Here's a case in point: Karlinsky-Shichor and her research colleagues ran a field experiment in which they tried to assess who could generate a higher profit for a business-to-business company that sells aluminum—humans or machines? They did this by creating an automated system that learned and reapplied every salesperson's pricing decisions.
They found that when the salespeople used the prices recommended by the automated system, that generated more money for the company. But interestingly, they learned that if the system were to be used in tandem with a high-performing sales representative, that would yield even better results.
"We use machine learning to automatically decide who should make the pricing decision—the salesperson or the model," Karlinsky-Shichor says. "What we find is that a hybrid structure that lets the model price most of the quotes that come into the company but lets the expert salesperson take those cases that are more unique or out of the ordinary actually performs even better."
Here's why. Humans are unpredictable and fickle, but they are also more adept at handling unpredictability. They have the advantage when it comes to meeting new clients, for example, and gauging a client's needs and willingness to pay. However, machines have a leg up on humans in more technical, repetitive, and scalable tasks, and they get to avoid the different behavioral inconsistencies that people often display. Together, they're an unbeatable duo.
"In many cases, people think that AI models are going to replace human jobs," says Karlinsky-Shichor. "What I find—and it's insight that comes up in many domains—is that instead of replacing humans, AI will complement them."
Two things happened after the researchers completed their case study. The company went forward with implementing the pricing process recommended by the automated system. And, the company's chief executive officer came back to Karlinsky-Shichor and her colleagues with an interesting offer.
"He said, 'well, why don't you go and take my best salesperson and create a model based on that salesperson? That model is going to give us the best results,'" she says. "But actually, we found that this is not the case. Even the best salesperson did not necessarily have an expertise that applied to every single case in this company."

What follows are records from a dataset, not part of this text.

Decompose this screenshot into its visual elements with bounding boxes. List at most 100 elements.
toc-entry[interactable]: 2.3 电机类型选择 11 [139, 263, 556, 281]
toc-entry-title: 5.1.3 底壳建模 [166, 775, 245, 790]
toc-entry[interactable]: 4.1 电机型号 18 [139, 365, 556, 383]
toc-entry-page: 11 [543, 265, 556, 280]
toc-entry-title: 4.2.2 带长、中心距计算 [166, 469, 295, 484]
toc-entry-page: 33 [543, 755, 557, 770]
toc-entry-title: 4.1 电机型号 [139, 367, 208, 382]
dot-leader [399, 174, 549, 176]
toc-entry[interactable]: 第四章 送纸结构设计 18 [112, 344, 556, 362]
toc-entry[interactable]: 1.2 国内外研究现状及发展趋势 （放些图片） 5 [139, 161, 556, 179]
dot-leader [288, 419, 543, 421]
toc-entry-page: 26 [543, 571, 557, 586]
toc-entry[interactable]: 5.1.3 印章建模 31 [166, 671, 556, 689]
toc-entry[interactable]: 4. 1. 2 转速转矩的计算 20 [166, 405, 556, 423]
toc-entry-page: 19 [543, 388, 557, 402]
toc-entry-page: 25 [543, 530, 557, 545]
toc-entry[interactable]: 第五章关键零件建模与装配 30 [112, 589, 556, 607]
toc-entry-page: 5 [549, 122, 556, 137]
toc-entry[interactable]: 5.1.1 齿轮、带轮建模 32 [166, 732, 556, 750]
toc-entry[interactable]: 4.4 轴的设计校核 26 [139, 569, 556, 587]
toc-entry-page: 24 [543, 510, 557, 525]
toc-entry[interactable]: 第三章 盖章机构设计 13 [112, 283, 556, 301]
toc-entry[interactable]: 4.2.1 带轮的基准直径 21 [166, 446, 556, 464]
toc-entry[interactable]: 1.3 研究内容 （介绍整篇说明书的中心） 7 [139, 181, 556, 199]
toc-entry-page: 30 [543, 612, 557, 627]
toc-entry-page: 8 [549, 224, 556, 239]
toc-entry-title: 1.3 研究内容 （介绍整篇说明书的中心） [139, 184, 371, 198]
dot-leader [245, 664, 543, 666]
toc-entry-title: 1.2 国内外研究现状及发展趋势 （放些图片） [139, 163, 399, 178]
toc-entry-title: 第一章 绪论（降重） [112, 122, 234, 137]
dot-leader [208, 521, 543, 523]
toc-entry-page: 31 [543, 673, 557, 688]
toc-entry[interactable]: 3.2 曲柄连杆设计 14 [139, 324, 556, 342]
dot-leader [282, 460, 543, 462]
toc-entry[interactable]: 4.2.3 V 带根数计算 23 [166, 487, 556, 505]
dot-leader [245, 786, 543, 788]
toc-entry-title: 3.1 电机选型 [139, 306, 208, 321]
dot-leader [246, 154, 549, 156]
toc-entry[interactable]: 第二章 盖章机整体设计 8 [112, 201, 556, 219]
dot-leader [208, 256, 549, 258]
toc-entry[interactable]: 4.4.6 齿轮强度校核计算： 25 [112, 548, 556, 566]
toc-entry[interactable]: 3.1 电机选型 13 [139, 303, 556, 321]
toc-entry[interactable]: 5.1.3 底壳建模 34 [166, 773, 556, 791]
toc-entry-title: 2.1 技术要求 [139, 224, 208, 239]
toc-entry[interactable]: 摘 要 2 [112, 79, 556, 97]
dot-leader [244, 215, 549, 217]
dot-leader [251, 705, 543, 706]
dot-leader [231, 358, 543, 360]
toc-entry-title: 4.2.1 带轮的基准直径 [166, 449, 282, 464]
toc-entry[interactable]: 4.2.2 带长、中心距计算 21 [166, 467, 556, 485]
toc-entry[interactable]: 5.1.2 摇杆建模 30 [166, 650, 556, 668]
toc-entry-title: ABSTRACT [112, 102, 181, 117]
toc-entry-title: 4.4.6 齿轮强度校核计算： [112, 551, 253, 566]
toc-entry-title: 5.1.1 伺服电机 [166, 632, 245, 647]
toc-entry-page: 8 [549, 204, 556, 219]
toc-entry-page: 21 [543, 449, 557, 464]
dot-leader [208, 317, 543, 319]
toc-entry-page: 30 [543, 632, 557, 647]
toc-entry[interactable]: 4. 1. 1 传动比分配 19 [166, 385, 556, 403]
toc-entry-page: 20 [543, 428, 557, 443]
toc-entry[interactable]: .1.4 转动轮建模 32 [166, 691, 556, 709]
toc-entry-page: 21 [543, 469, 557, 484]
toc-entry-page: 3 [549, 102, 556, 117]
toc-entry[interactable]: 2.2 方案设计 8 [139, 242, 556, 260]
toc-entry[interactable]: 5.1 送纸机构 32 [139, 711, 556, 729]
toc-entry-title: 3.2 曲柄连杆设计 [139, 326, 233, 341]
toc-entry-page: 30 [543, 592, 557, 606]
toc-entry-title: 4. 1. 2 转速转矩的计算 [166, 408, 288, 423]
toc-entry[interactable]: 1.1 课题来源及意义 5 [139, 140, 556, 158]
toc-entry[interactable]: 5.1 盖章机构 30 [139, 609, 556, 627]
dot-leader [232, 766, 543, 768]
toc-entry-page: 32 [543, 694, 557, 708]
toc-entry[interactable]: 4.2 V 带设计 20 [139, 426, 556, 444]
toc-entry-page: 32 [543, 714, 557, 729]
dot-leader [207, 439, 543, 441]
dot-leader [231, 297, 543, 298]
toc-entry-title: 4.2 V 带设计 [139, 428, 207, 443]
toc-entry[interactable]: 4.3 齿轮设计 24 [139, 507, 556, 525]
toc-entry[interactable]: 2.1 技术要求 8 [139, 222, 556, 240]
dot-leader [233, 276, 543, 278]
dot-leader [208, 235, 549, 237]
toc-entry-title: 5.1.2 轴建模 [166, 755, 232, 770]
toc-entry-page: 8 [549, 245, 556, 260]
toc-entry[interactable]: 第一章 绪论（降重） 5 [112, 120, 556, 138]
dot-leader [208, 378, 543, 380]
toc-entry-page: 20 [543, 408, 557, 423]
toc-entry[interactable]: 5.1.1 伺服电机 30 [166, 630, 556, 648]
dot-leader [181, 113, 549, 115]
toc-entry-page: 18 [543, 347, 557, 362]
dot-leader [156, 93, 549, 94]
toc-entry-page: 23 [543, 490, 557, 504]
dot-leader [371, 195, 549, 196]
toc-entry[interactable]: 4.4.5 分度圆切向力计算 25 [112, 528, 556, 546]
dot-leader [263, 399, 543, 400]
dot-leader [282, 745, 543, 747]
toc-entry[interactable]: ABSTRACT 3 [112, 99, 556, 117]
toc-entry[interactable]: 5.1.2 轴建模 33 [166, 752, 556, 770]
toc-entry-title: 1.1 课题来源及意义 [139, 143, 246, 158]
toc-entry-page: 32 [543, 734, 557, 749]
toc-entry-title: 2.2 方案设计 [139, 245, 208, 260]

The researchers found that, in fact, pooling the expertise of different experts generated a better outcome for the company's bottom line than using the highest-performing salesperson. So now they are working on an automation approach that will combine the wisdom of the crowds with individual expertise, she says.

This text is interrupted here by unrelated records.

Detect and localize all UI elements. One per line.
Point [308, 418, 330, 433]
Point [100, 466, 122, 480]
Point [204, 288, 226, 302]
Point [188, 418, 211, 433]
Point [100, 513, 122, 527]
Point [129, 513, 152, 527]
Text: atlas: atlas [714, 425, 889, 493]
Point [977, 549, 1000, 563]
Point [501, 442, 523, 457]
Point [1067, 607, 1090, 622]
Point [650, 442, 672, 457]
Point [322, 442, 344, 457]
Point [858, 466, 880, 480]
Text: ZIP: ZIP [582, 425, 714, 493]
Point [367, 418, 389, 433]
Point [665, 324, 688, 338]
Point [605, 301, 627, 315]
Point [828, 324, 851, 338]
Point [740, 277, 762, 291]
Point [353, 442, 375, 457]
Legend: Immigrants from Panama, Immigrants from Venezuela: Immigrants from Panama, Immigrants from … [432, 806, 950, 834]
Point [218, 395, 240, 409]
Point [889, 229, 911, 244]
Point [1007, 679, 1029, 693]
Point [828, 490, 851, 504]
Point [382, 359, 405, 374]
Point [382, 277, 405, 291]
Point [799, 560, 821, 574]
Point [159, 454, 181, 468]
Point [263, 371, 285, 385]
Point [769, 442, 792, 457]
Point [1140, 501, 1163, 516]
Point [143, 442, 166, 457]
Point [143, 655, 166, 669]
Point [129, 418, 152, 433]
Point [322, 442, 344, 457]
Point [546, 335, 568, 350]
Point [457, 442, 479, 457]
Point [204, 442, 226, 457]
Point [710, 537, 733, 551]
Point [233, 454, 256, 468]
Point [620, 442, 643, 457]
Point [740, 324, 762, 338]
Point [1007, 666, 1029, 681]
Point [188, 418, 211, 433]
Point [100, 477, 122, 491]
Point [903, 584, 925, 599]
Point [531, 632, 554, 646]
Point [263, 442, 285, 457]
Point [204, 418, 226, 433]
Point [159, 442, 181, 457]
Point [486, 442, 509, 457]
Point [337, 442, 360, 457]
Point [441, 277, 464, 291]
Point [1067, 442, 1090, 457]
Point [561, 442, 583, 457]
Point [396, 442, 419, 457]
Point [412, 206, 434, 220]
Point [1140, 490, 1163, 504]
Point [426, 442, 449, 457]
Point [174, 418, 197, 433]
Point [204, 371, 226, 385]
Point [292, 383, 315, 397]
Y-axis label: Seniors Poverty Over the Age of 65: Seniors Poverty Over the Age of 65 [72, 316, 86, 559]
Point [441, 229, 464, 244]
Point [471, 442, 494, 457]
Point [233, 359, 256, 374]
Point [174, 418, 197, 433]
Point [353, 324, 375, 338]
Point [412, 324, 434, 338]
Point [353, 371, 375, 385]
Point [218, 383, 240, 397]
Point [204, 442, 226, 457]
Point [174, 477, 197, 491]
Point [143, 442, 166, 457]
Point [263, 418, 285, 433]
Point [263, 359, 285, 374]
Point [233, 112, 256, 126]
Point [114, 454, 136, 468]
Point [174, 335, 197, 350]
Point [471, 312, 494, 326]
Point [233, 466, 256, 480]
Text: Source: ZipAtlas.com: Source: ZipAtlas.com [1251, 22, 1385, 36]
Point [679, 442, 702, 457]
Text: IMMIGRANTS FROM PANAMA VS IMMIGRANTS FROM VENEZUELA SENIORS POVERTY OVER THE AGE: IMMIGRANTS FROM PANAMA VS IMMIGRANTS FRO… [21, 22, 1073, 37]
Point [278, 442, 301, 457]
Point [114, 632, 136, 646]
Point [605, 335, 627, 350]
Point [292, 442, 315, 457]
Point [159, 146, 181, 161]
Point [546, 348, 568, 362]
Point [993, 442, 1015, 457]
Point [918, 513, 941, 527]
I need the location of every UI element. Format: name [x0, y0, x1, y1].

Karlinsky-Shichor is also tackling a different, but related problem: How do you get people to faithfully follow suggestions or recommendations made by automated models? This issue of compliance is a challenge regularly faced by companies that use such systems, she says.
Again, she points to the business-to-business pricing scheme. "What we see is that salespeople generally take the price recommended by the model when they either anticipate a low risk in the change, or it seems like there's a big difference in the price when going with the model," she says. "So one of my conjectures is that if they're very confident, or when they have no clue, they use the model's recommendation."

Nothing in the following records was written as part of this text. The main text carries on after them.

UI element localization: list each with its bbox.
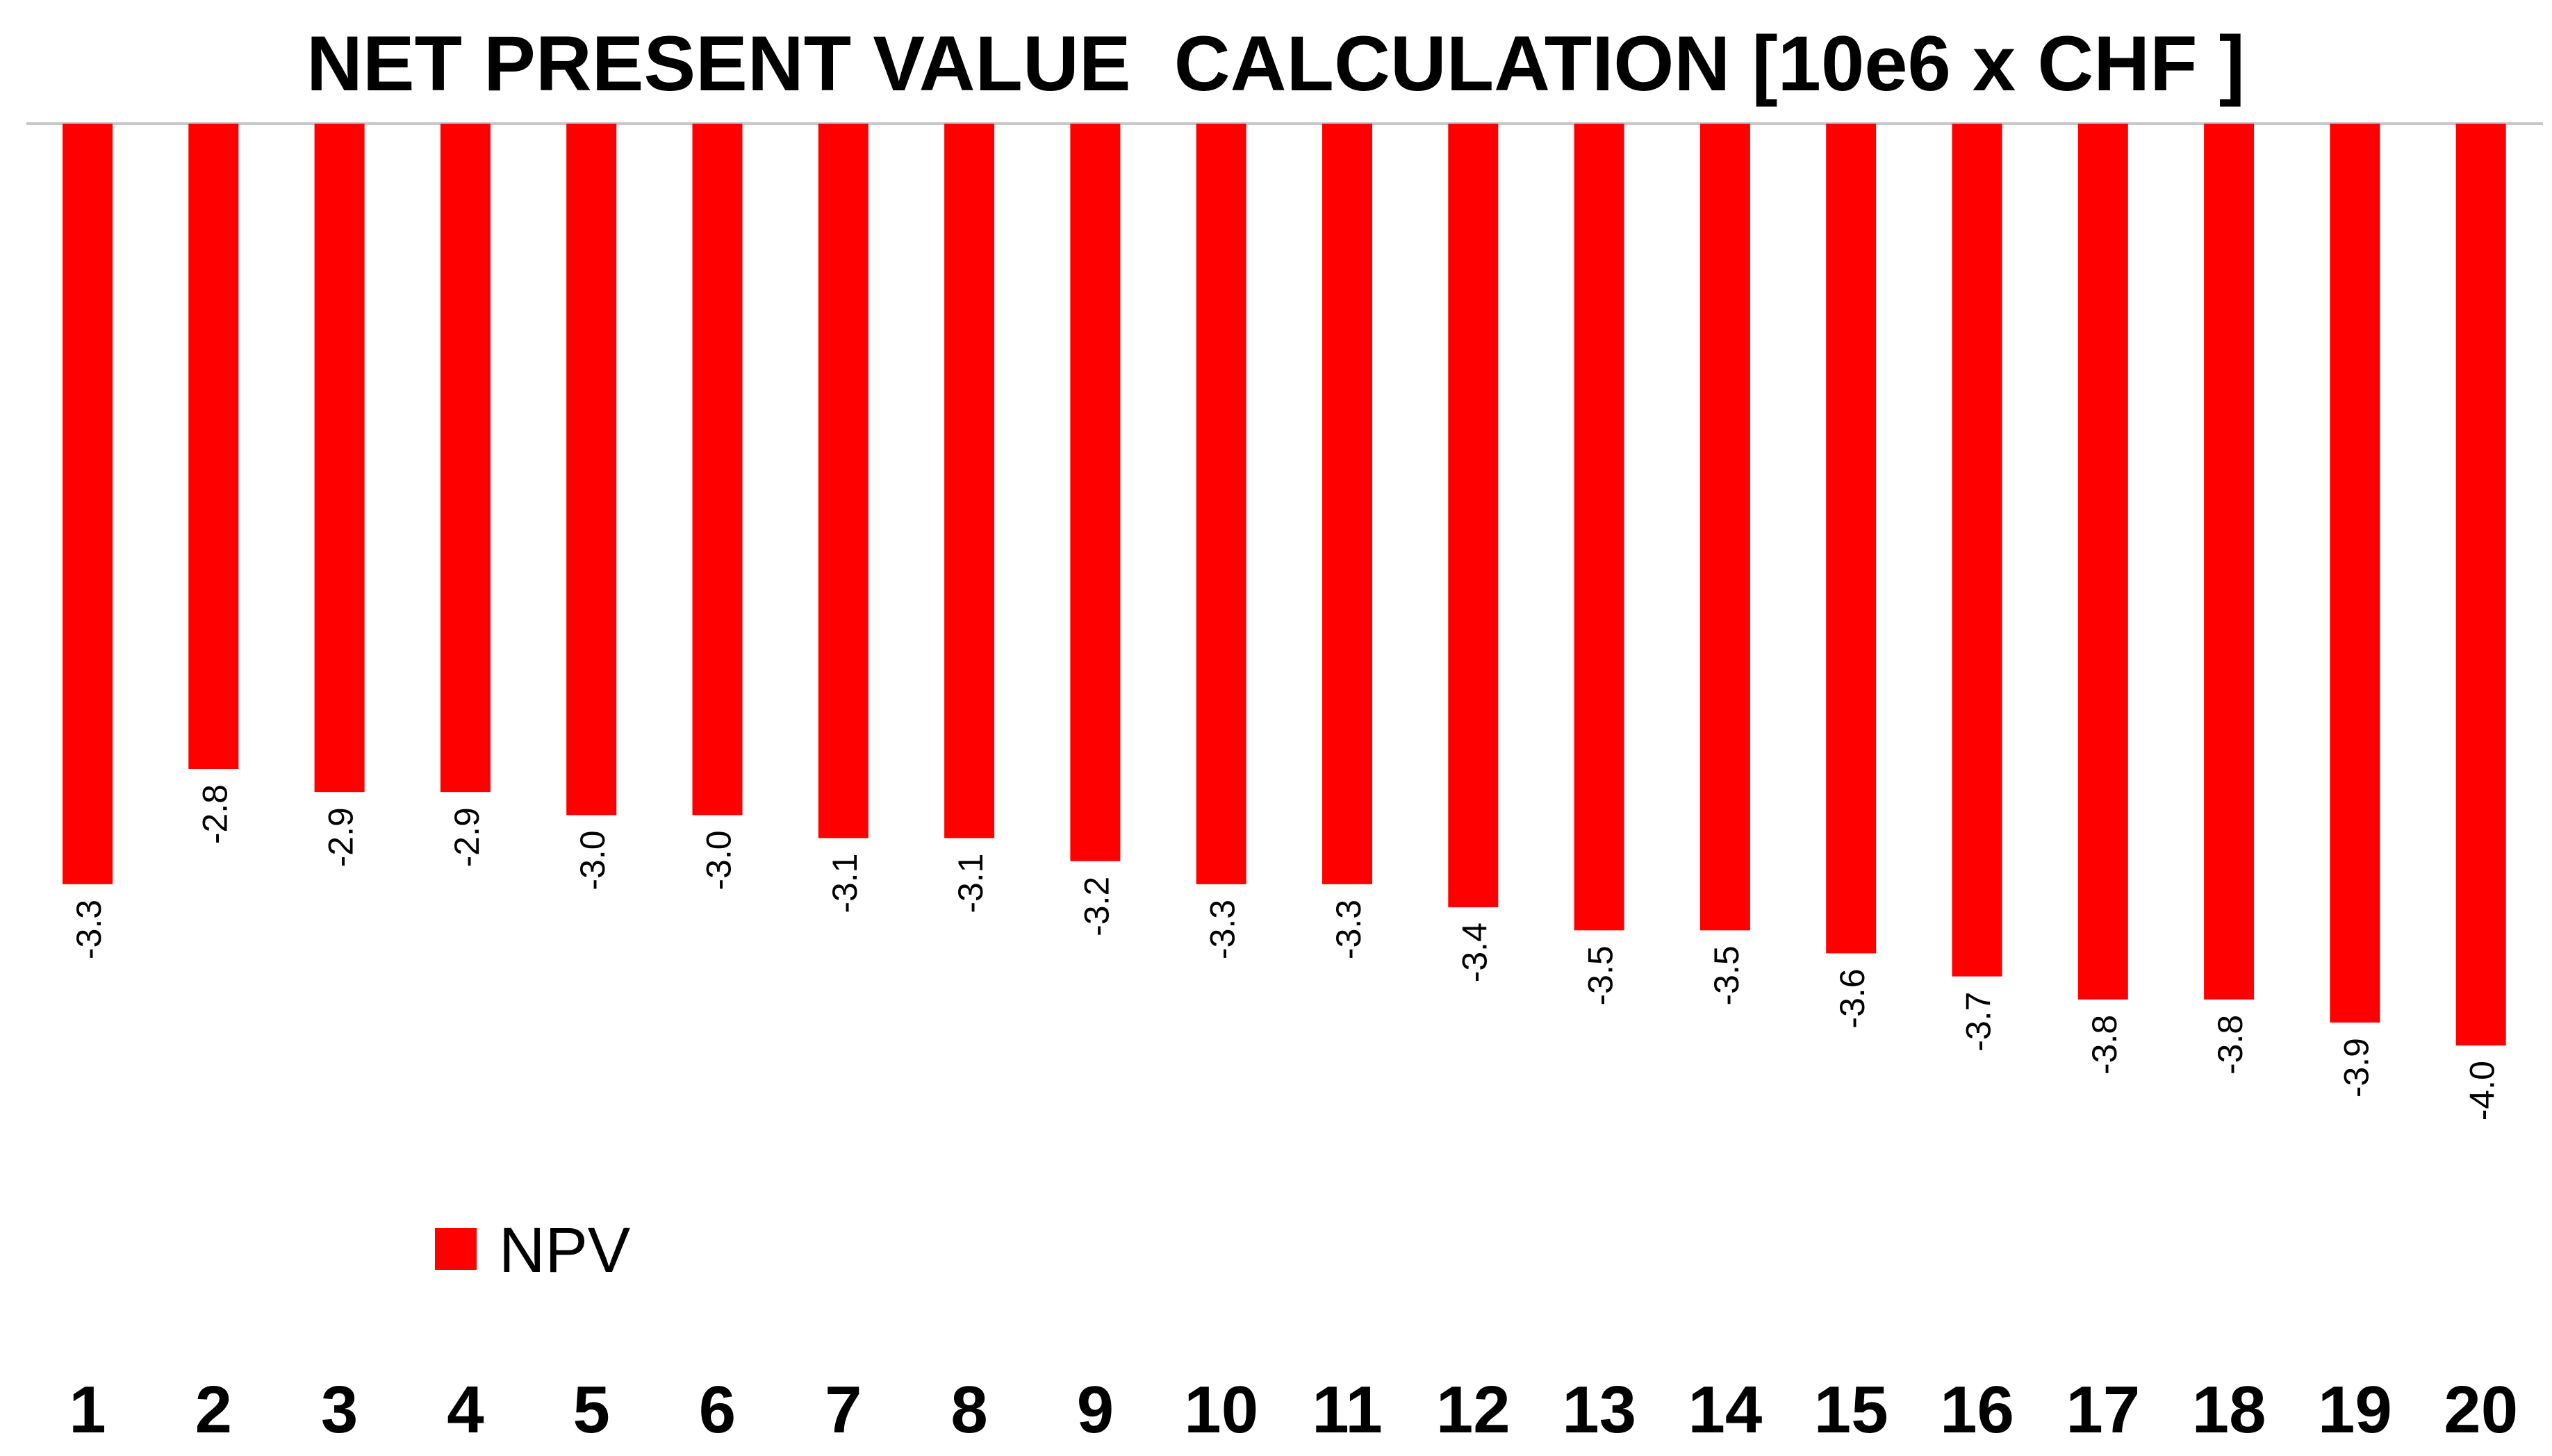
bar-17 — [2077, 124, 2128, 1000]
data-label-14: -3.5 — [1707, 945, 1746, 1005]
bar-9 — [1070, 124, 1121, 861]
data-label-13: -3.5 — [1581, 945, 1620, 1005]
bar-7 — [818, 124, 868, 838]
category-label-11: 11 — [1312, 1373, 1382, 1447]
bar-1 — [63, 124, 113, 884]
data-label-6: -3.0 — [700, 830, 739, 890]
bar-3 — [314, 124, 365, 793]
category-label-4: 4 — [447, 1373, 484, 1447]
category-axis-labels: 1 2 3 4 5 6 7 8 9 10 11 12 13 14 15 16 17 18 19 20 — [69, 1373, 2518, 1447]
category-label-20: 20 — [2444, 1373, 2518, 1447]
category-label-14: 14 — [1688, 1373, 1763, 1447]
data-label-12: -3.4 — [1455, 923, 1494, 982]
category-label-10: 10 — [1184, 1373, 1258, 1447]
data-label-15: -3.6 — [1833, 968, 1872, 1028]
bar-16 — [1952, 124, 2002, 977]
category-label-17: 17 — [2066, 1373, 2140, 1447]
category-label-16: 16 — [1940, 1373, 2014, 1447]
data-label-16: -3.7 — [1959, 992, 1998, 1052]
bar-15 — [1826, 124, 1877, 954]
data-label-10: -3.3 — [1203, 900, 1242, 959]
bar-13 — [1574, 124, 1624, 931]
data-label-19: -3.9 — [2337, 1038, 2376, 1098]
data-label-1: -3.3 — [69, 900, 108, 959]
bar-10 — [1196, 124, 1246, 884]
category-label-12: 12 — [1436, 1373, 1510, 1447]
chart-title: NET PRESENT VALUE CALCULATION [10e6 x CH… — [306, 20, 2245, 107]
data-label-4: -2.9 — [447, 807, 486, 867]
bar-2 — [188, 124, 239, 769]
legend-label-npv: NPV — [499, 1215, 630, 1286]
data-label-3: -2.9 — [322, 807, 361, 867]
category-label-15: 15 — [1814, 1373, 1888, 1447]
bar-12 — [1448, 124, 1499, 908]
data-labels-layer: -3.3 -2.8 -2.9 -2.9 -3.0 -3.0 -3.1 -3.1 -3.2 -3.3… — [69, 784, 2502, 1120]
bar-4 — [440, 124, 491, 793]
bars-layer — [63, 124, 2506, 1046]
legend: NPV — [435, 1215, 630, 1286]
bar-14 — [1699, 124, 1750, 931]
bar-19 — [2330, 124, 2380, 1023]
data-label-2: -2.8 — [195, 784, 234, 844]
category-label-7: 7 — [825, 1373, 862, 1447]
category-label-13: 13 — [1562, 1373, 1636, 1447]
bar-20 — [2455, 124, 2506, 1046]
data-label-20: -4.0 — [2463, 1061, 2502, 1120]
category-label-18: 18 — [2192, 1373, 2266, 1447]
category-label-9: 9 — [1077, 1373, 1114, 1447]
data-label-11: -3.3 — [1329, 900, 1368, 959]
data-label-18: -3.8 — [2211, 1015, 2250, 1075]
bar-18 — [2204, 124, 2255, 1000]
category-label-5: 5 — [573, 1373, 610, 1447]
data-label-7: -3.1 — [825, 854, 864, 913]
bar-6 — [692, 124, 743, 816]
data-label-9: -3.2 — [1077, 877, 1116, 936]
category-label-6: 6 — [699, 1373, 736, 1447]
legend-swatch-npv — [435, 1228, 477, 1270]
bar-5 — [566, 124, 617, 816]
category-label-2: 2 — [195, 1373, 232, 1447]
category-label-19: 19 — [2318, 1373, 2392, 1447]
category-label-1: 1 — [69, 1373, 106, 1447]
category-label-3: 3 — [321, 1373, 358, 1447]
data-label-8: -3.1 — [951, 854, 990, 913]
data-label-5: -3.0 — [573, 830, 612, 890]
bar-11 — [1322, 124, 1372, 884]
category-label-8: 8 — [950, 1373, 987, 1447]
data-label-17: -3.8 — [2085, 1015, 2124, 1075]
bar-8 — [944, 124, 995, 838]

Karlinsky-Shichor will continue exploring this intertwined field of marketing and artificial intelligence as a researcher at Northeastern. She believes she's at the right place for this work.
"For me, Northeastern is a great combination of a school that puts research as a high priority, but also puts a lot of emphasis on the application of the research," she says. "I am generally interested in problems that not just us researchers, but also companies, care about."